El sábado en la tarde entré por tercera y última vez al apartamento. Elio llevaba un kimono rojo. Había encargado comida japonesa. Yo no estaba en condiciones de rechazar la invitación. El volumen del teléfono era mínimo: el asedio continuaba. Evadimos el tema y brindamos con vino de arroz. La onda oriental calmaba los nervios de mi casero. Sin más preámbulos y con la seguridad de rendir una lección muy bien aprendida me dijo que estaba enamorado de mí, que mi presencia le daba paz y seguridad, que era capaz de todo por tenerme y que estaba dispuesto a brindarme las satisfacciones que una mujer por siempre jamás me daría.

Lo último despertó mi curiosidad. Lo primero, pese a la gravedad en la dicción, pudo ahorrárselo. Le dije que se dejara de mariqueras conmigo, que le tenía afecto, que había prometido protegerlo, que estaba pendiente de él, pero hasta ahí. Mis palabras rebotaron contra los versos irrefutables de Jayyam:

Disfruta tus horas. El aliento te dejará en tu día.
Te perderás bajo el misterio de la nada
Bebe: No sabes de dónde has venido.
Bebe: No sabes a dónde irás.

Necio. Me sentí como un necio por subestimarlo. ¿Acaso algo le impedía conocer los antiguos Rubaiyyat?
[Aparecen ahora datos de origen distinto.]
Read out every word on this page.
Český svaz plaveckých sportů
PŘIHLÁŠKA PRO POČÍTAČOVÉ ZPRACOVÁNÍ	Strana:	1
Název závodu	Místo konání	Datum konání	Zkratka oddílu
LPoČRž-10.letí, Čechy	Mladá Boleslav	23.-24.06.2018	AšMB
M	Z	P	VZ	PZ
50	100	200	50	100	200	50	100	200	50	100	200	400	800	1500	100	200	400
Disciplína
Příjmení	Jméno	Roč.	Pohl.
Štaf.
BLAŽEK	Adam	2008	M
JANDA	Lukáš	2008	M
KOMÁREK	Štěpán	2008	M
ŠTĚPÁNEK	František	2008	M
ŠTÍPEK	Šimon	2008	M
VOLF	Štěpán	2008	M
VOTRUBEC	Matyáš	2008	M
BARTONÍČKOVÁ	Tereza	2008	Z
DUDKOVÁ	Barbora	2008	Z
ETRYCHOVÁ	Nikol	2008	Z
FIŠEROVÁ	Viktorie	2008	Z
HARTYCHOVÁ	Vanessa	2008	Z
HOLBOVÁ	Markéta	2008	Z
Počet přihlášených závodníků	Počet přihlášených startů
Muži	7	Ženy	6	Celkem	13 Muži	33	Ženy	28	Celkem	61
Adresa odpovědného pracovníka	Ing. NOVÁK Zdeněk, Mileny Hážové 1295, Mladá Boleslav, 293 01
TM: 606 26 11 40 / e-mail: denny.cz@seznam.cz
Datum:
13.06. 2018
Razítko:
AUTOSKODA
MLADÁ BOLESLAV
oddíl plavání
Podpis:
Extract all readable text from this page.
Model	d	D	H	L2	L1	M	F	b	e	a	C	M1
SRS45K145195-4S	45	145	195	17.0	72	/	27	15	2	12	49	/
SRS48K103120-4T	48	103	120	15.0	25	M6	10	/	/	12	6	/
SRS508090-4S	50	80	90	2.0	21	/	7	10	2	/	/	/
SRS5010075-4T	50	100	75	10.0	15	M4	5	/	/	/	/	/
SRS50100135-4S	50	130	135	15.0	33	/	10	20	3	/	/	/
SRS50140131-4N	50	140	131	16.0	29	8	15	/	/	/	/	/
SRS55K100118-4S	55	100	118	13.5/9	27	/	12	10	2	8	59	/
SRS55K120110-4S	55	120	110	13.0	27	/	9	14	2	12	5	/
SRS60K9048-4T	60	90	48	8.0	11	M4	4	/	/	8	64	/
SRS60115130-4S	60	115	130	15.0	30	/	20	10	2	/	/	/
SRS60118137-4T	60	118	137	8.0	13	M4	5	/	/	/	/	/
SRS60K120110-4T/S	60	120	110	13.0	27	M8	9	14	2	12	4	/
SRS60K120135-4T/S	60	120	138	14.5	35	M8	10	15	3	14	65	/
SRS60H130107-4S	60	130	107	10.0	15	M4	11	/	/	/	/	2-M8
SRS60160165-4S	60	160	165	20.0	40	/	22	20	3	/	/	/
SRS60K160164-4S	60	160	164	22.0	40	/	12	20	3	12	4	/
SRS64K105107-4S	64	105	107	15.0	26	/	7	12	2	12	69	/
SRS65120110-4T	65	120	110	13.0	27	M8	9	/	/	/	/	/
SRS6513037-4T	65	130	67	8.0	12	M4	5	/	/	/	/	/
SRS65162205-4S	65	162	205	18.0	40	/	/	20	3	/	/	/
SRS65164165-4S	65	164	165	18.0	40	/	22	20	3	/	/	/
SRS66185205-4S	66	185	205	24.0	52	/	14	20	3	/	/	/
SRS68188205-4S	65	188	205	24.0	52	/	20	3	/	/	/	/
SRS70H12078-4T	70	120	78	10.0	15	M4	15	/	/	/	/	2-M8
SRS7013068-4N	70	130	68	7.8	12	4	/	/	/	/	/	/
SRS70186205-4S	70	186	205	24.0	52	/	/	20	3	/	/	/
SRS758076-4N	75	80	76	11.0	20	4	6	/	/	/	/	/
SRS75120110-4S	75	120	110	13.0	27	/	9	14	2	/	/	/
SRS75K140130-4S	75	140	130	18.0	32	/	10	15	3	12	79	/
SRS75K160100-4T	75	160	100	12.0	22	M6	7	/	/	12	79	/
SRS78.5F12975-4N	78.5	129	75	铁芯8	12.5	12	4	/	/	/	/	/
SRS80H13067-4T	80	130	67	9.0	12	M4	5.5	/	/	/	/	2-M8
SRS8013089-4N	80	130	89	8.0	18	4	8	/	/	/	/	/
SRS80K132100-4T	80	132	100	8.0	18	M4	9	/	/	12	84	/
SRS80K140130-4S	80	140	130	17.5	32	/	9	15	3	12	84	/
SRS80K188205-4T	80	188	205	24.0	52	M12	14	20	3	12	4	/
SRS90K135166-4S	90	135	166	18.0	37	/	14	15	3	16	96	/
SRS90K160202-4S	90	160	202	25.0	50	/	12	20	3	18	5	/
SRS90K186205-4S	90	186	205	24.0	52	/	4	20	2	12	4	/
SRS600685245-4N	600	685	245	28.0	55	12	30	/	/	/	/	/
Impresionado por el nuevo recurso acepté el escocés que vino a suplantar al sake. Bebimos en silencio y la figura de Elio creció hasta envolverme en los mantos de satén. El tiempo dejó de importarme. Sólo unos minutos íntimos rodearon mi repentina erección y las destrezas felativas de Elio, y se acoplaron al sofá cuando tomé su trasero rasurado para penetrarlo lenta, temerosa, asquerosamente bien.

Lorena, puntual e impecable, pasó el domingo a las tres. Fuimos a merendar a El Hatillo. Esta vez fui yo quien sintió la necesidad imperiosa de rellenar el trayecto. Contra sus mal disimulados bostezos le expuse solamente el marco teórico y la metodología aplicada en la tesis. Mi soliloquio quiso prolongarse más allá del postre y ella, con semblante de santa patrona de los mártires, me rogó un poco de silencio.

Así anduvimos hasta regresar a la cueva. Estrenaba un body negro. De su breve equipaje extrajo algunos cassettes, un frasco de encurtidos y un paquete de galletas de soda. Dispuso todo con propiedad mientras yo cambiaba la sábana al archipiélago. De pronto comenzamos a escuchar un sollozo lento, despegando de una vieja canción de Aznavour. Recordé un almuerzo de despedida frente al mar. Lorena recordó cepillarse los dientes. Elio de seguro recordaba y quizás repetía en silencio, pegado a la pared, los versos aprendidos. Después vino Javier Solís, la Dúrcal, Juan Gabriel. Y ya no quise oír las cintas de Ana. Nos dormimos en paz sobre los lamentos y el despecho contiguo.

Cuando desperté, Lorena, aterrada, se tapaba la boca con ambas manos sentada en el borde de la cama. La abracé. Entendí que había llegado la hora. El muchacho había logrado entrar y destrozaba todo a su paso. Juraba matarlo. Elio, al parecer, estaba encerrado en alguna de las habitaciones. Los cristales se estrellaban contra las rejas del balcón. El muchacho trataba de derribar la puerta. Elio bramaba como una bestia acorralada. El muchacho bajó la voz para describir en detalle cómo lo apuñalaría. Ana no hacía más que imitarme. Nos vestimos sin prender la luz. El muchacho arremetió con más fuerza. Abrió la puerta.

Al salir, descalzos y sin aliento, en la alta madrugada Elio pronunció mi nombre.